I have, so woodcut prints from Blaise Drummond and sculptures by Joachim Seitfudem and Egon Digon are all artworks I’ll be gazing longingly at throughout the fair.
Joachem and Egon’s sculptures, while in very different styles, one abstract, the other figurative, share an incredibly powerful physical intensity of tone which plays interestingly for me against the tenderness and sensuality with which most artists working in wood tend to approach the material.
Blaise Drummond’s work meanwhile, displays an enchanting combination of playful mark-making and reverent geometric architectural forms. Who wouldn’t want to take their mind for a wander through this poetic Winter scene?
Forms and colours caress irresistibly below in the silky surfaces and violet tones of these lustrous works by Willi Siber and Thorbjørn Bechmann. Their luxurious, jewel-like quality is completely hypnotic and I warmly encourage to bask in their shimmering glow at the Venet Haus Galerie & Galerie Hegemann and Nationale 8 Gallery stands.
Achingly cool in their contemporary graphic vocabularies, I’m already more than a little bit obsessed with the ‘vibe’ of Marc Galle andJulian Semiao’s artworks.
These particular examples of sophisticated surrealism speak directly to my farm and yoga studio–loving sensibilities and it’s impossible not to be impressed by the daring combinations of colour.
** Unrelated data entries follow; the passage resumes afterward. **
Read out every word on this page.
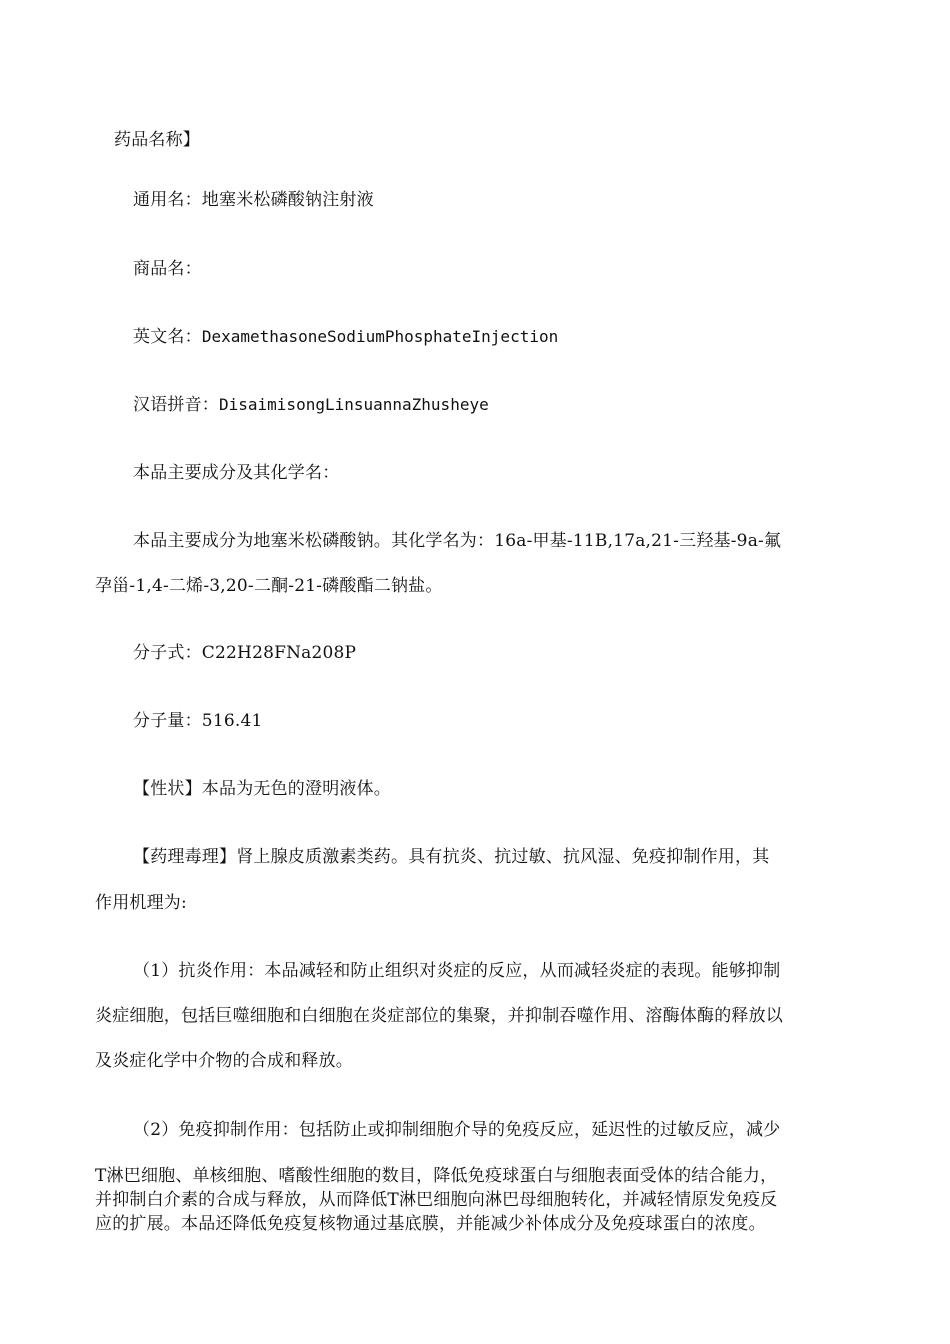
药品名称】
通用名：地塞米松磷酸钠注射液
商品名：
英文名：DexamethasoneSodiumPhosphateInjection
汉语拼音：DisaimisongLinsuannaZhusheye
本品主要成分及其化学名：
本品主要成分为地塞米松磷酸钠。其化学名为：16a-甲基-11B,17a,21-三羟基-9a-氟
孕甾-1,4-二烯-3,20-二酮-21-磷酸酯二钠盐。
分子式：C22H28FNa208P
分子量：516.41
【性状】本品为无色的澄明液体。
【药理毒理】肾上腺皮质激素类药。具有抗炎、抗过敏、抗风湿、免疫抑制作用，其
作用机理为:
（1）抗炎作用：本品减轻和防止组织对炎症的反应，从而减轻炎症的表现。能够抑制
炎症细胞，包括巨噬细胞和白细胞在炎症部位的集聚，并抑制吞噬作用、溶酶体酶的释放以
及炎症化学中介物的合成和释放。
（2）免疫抑制作用：包括防止或抑制细胞介导的免疫反应，延迟性的过敏反应，减少
T淋巴细胞、单核细胞、嗜酸性细胞的数目，降低免疫球蛋白与细胞表面受体的结合能力，
并抑制白介素的合成与释放，从而降低T淋巴细胞向淋巴母细胞转化，并减轻情原发免疫反
应的扩展。本品还降低免疫复核物通过基底膜，并能减少补体成分及免疫球蛋白的浓度。
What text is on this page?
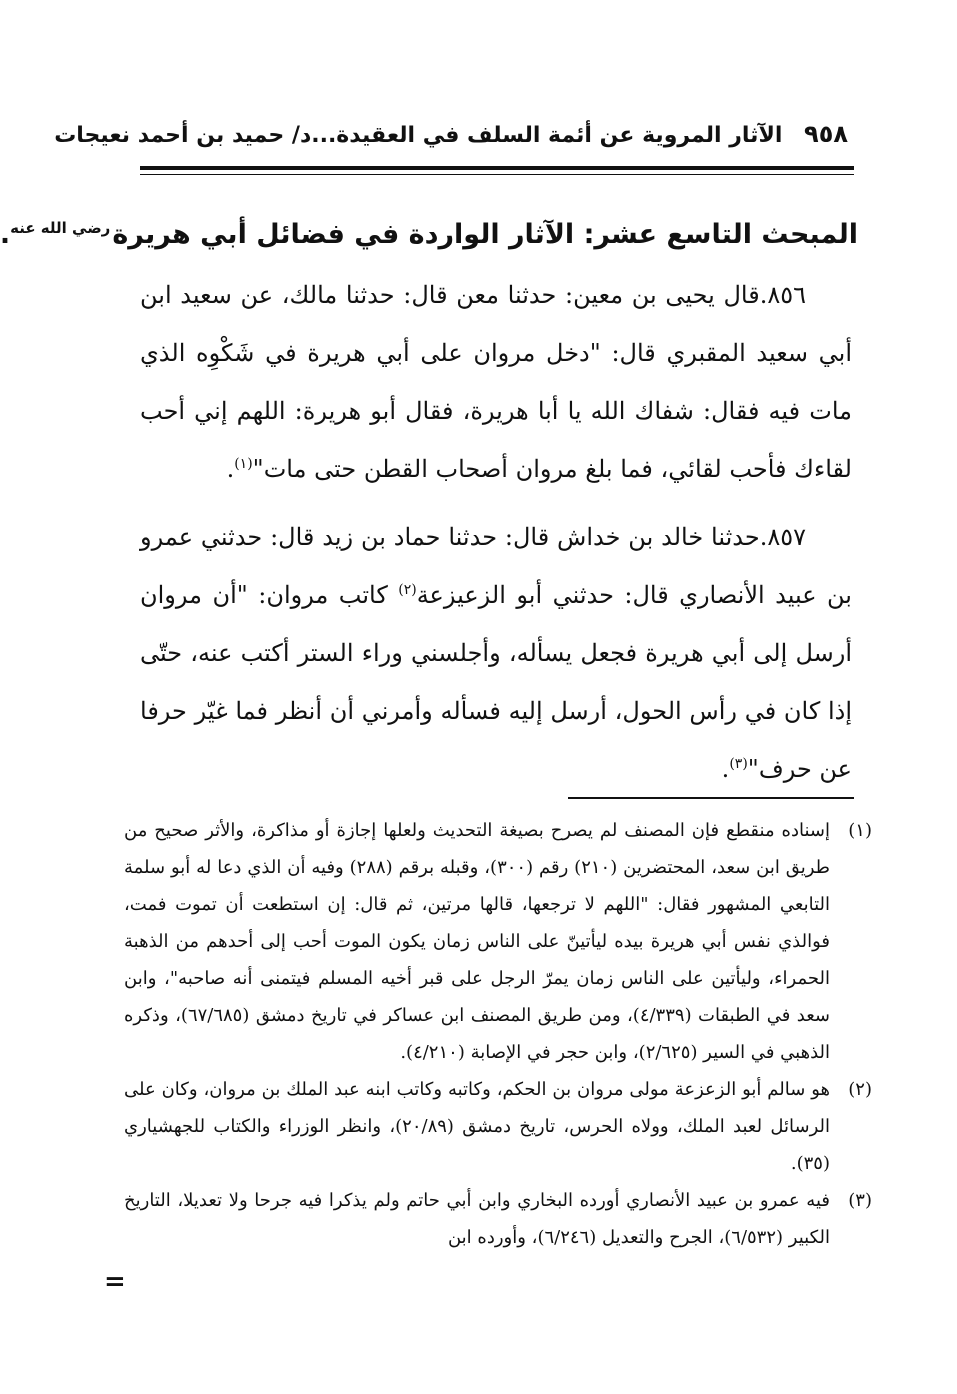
٩٥٨ الآثار المروية عن أئمة السلف في العقيدة...د/ حميد بن أحمد نعيجات
المبحث التاسع عشر: الآثار الواردة في فضائل أبي هريرة$^{رضي الله عنه}$.

٨٥٦.قال يحيى بن معين: حدثنا معن قال: حدثنا مالك، عن سعيد ابن أبي سعيد المقبري قال: "دخل مروان على أبي هريرة في شَكْوِه الذي مات فيه فقال: شفاك الله يا أبا هريرة، فقال أبو هريرة: اللهم إني أحب لقاءك فأحب لقائي، فما بلغ مروان أصحاب القطن حتى مات"$^{(١)}$.

٨٥٧.حدثنا خالد بن خداش قال: حدثنا حماد بن زيد قال: حدثني عمرو بن عبيد الأنصاري قال: حدثني أبو الزعيزعة$^{(٢)}$ كاتب مروان: "أن مروان أرسل إلى أبي هريرة فجعل يسأله، وأجلسني وراء الستر أكتب عنه، حتّى إذا كان في رأس الحول، أرسل إليه فسأله وأمرني أن أنظر فما غيّر حرفا عن حرف"$^{(٣)}$.

(١)
إسناده منقطع فإن المصنف لم يصرح بصيغة التحديث ولعلها إجازة أو مذاكرة، والأثر صحيح من طريق ابن سعد، المحتضرين (٢١٠) رقم (٣٠٠)، وقبله برقم (٢٨٨) وفيه أن الذي دعا له أبو سلمة التابعي المشهور فقال: "اللهم لا ترجعها، قالها مرتين، ثم قال: إن استطعت أن تموت فمت، فوالذي نفس أبي هريرة بيده ليأتينّ على الناس زمان يكون الموت أحب إلى أحدهم من الذهبة الحمراء، وليأتين على الناس زمان يمرّ الرجل على قبر أخيه المسلم فيتمنى أنه صاحبه"، وابن سعد في الطبقات (٤/٣٣٩)، ومن طريق المصنف ابن عساكر في تاريخ دمشق (٦٧/٦٨٥)، وذكره الذهبي في السير (٢/٦٢٥)، وابن حجر في الإصابة (٤/٢١٠).
(٢)
هو سالم أبو الزعزعة مولى مروان بن الحكم، وكاتبه وكاتب ابنه عبد الملك بن مروان، وكان على الرسائل لعبد الملك، وولاه الحرس، تاريخ دمشق (٢٠/٨٩)، وانظر الوزراء والكتاب للجهشياري (٣٥).
(٣)
فيه عمرو بن عبيد الأنصاري أورده البخاري وابن أبي حاتم ولم يذكرا فيه جرحا ولا تعديلا، التاريخ الكبير (٦/٥٣٢)، الجرح والتعديل (٦/٢٤٦)، وأورده ابن
=
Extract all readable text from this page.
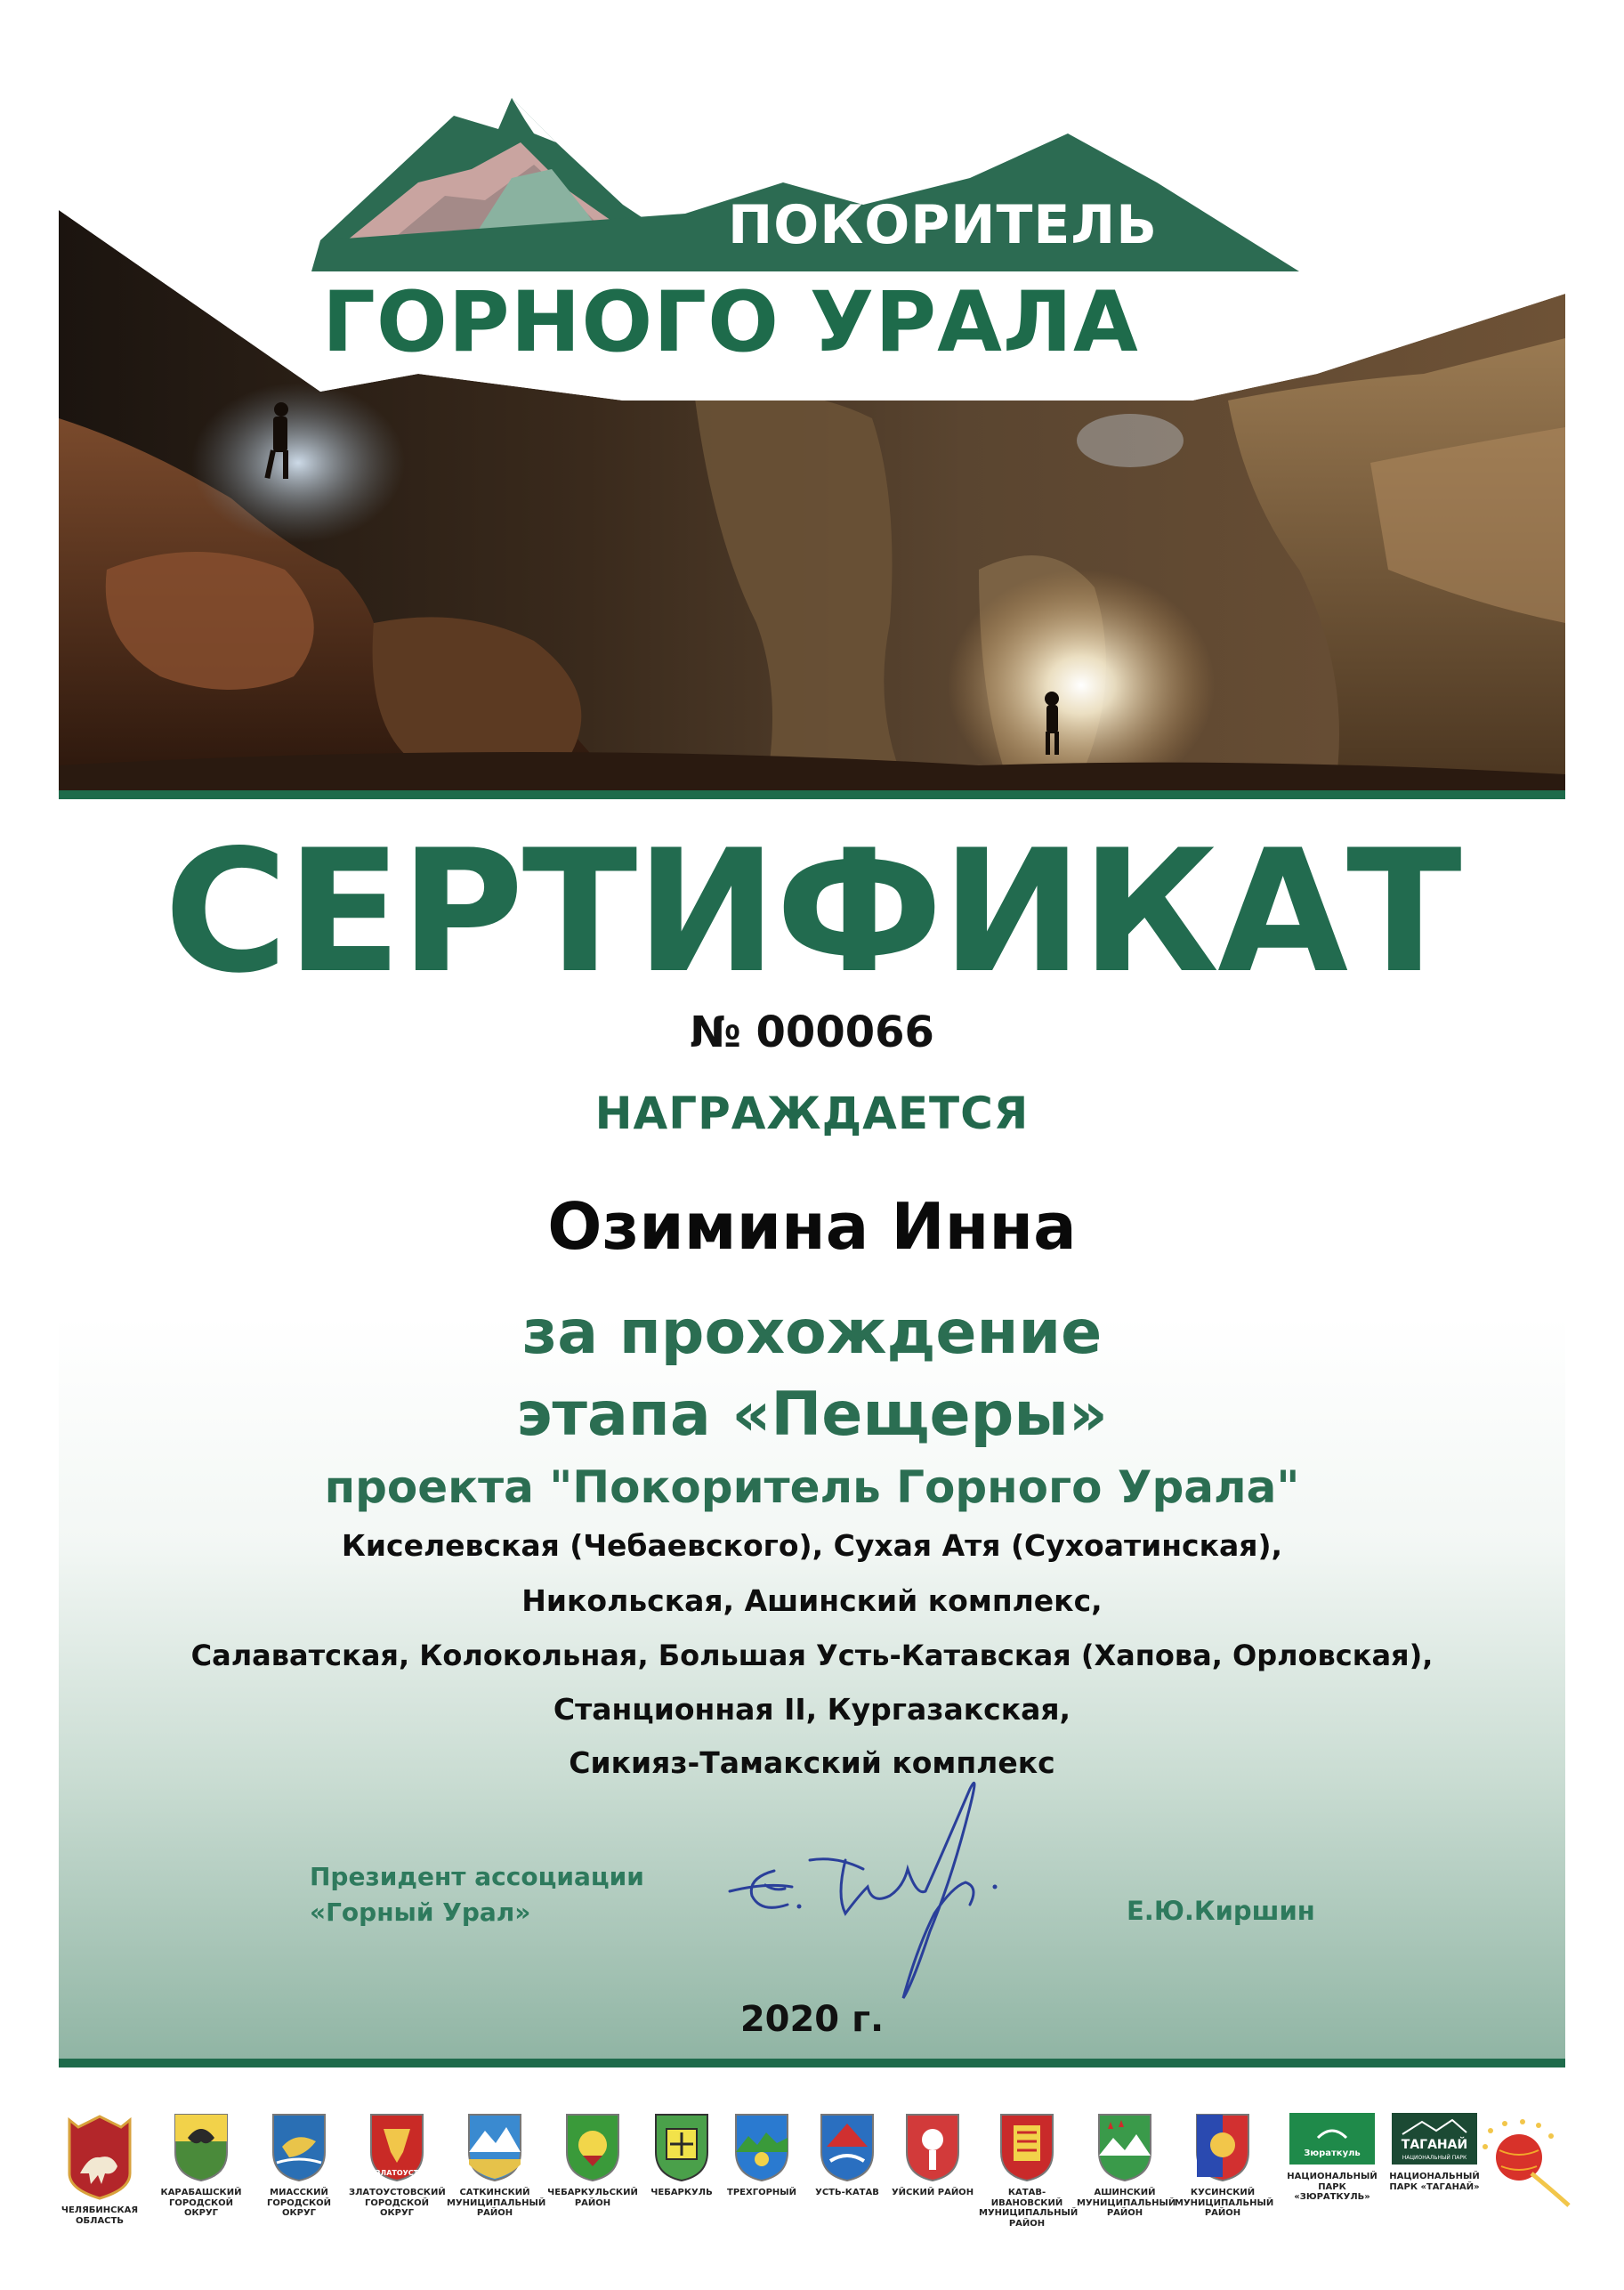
ПОКОРИТЕЛЬ
ГОРНОГО УРАЛА
СЕРТИФИКАТ
№ 000066
НАГРАЖДАЕТСЯ
Озимина Инна
за прохождение
этапа «Пещеры»
проекта "Покоритель Горного Урала"
Киселевская (Чебаевского), Сухая Атя (Сухоатинская),
Никольская, Ашинский комплекс,
Салаватская, Колокольная, Большая Усть-Катавская (Хапова, Орловская),
Станционная II, Кургазакская,
Сикияз-Тамакский комплекс
Президент ассоциации
«Горный Урал»	Е.Ю.Киршин
2020 г.
ЧЕЛЯБИНСКАЯ ОБЛАСТЬ
КАРАБАШСКИЙ ГОРОДСКОЙ ОКРУГ
МИАССКИЙ ГОРОДСКОЙ ОКРУГ
ЗЛАТОУСТ
ЗЛАТОУСТОВСКИЙ ГОРОДСКОЙ ОКРУГ
САТКИНСКИЙ МУНИЦИПАЛЬНЫЙ РАЙОН
ЧЕБАРКУЛЬСКИЙ РАЙОН
ЧЕБАРКУЛЬ	ТРЕХГОРНЫЙ	УСТЬ-КАТАВ	УЙСКИЙ РАЙОН	КАТАВ-ИВАНОВСКИЙ МУНИЦИПАЛЬНЫЙ РАЙОН
АШИНСКИЙ МУНИЦИПАЛЬНЫЙ РАЙОН
КУСИНСКИЙ МУНИЦИПАЛЬНЫЙ РАЙОН
Зюраткуль
НАЦИОНАЛЬНЫЙ ПАРК «ЗЮРАТКУЛЬ»
ТАГАНАЙ
НАЦИОНАЛЬНЫЙ ПАРК
НАЦИОНАЛЬНЫЙ ПАРК «ТАГАНАЙ»
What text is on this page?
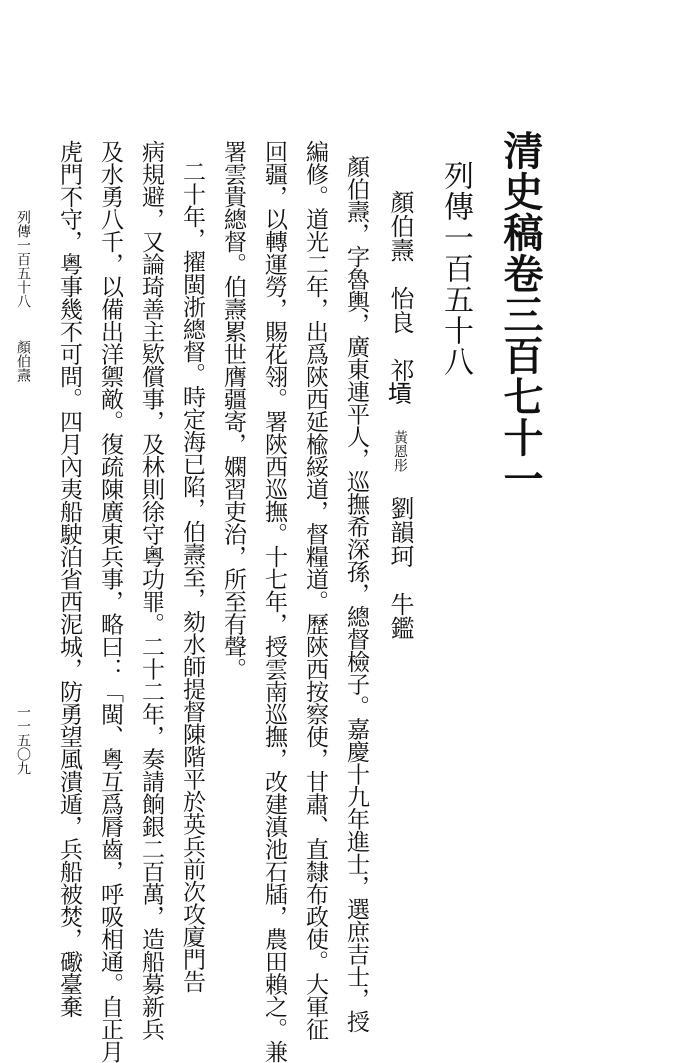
清史稿卷三百七十一
列傳一百五十八
顏伯燾　怡良　祁𡎴　黃恩彤　劉韻珂　牛鑑
顏伯燾，字魯輿，廣東連平人，巡撫希深孫，總督檢子。嘉慶十九年進士，選庶吉士，授
編修。道光二年，出爲陝西延楡綏道，督糧道。歷陝西按察使，甘肅、直隸布政使。大軍征
回疆，以轉運勞，賜花翎。署陝西巡撫。十七年，授雲南巡撫，改建滇池石牐，農田賴之。兼
署雲貴總督。伯燾累世膺疆寄，嫻習吏治，所至有聲。
二十年，擢閩浙總督。時定海已陷，伯燾至，劾水師提督陳階平於英兵前次攻廈門告
病規避，又論琦善主欵償事，及林則徐守粵功罪。二十二年，奏請餉銀二百萬，造船募新兵
及水勇八千，以備出洋禦敵。復疏陳廣東兵事，略曰：「閩、粵互爲脣齒，呼吸相通。自正月
虎門不守，粵事幾不可問。四月內夷船駛泊省西泥城，防勇望風潰遁，兵船被焚，礮臺棄
列傳一百五十八
顏伯燾
一一五〇九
Edgy and brave, I can’t wait to get a closer look at these two paintings.
It would be this one. I love it. For many reasons, but firstly because, unlike the other artworks in this list, it was not love at first sight.
Initially, his bold palette and flattened forms felt like ‘too much’ and it was 7 years and numerous passing encounters at art fairs with Gordon Hopkins’ work before I was able to surrender and enjoy the irrepressible sunshine every pigment applied by this California-born, Brussels-based artist beams with.
Now his still lifes brighten all sorts of ideas, feelings and memories for me.
In this particular painting, with it’s vivid yellow and sky-blue passages, I’m reminded how much colours matter. That they can inspire us in big ways and small. Whether on flags or paintings.
I’m reminded of the bowl of lemons always on the kitchen island in my parents’ house.
And I’m reminded that we must treasure all the ingredients in our experience of being ‘home,’ in our cities, houses and each other’s company. After all, who knows when it might be taken from us?
With love and hopes of seeing you all at the fair!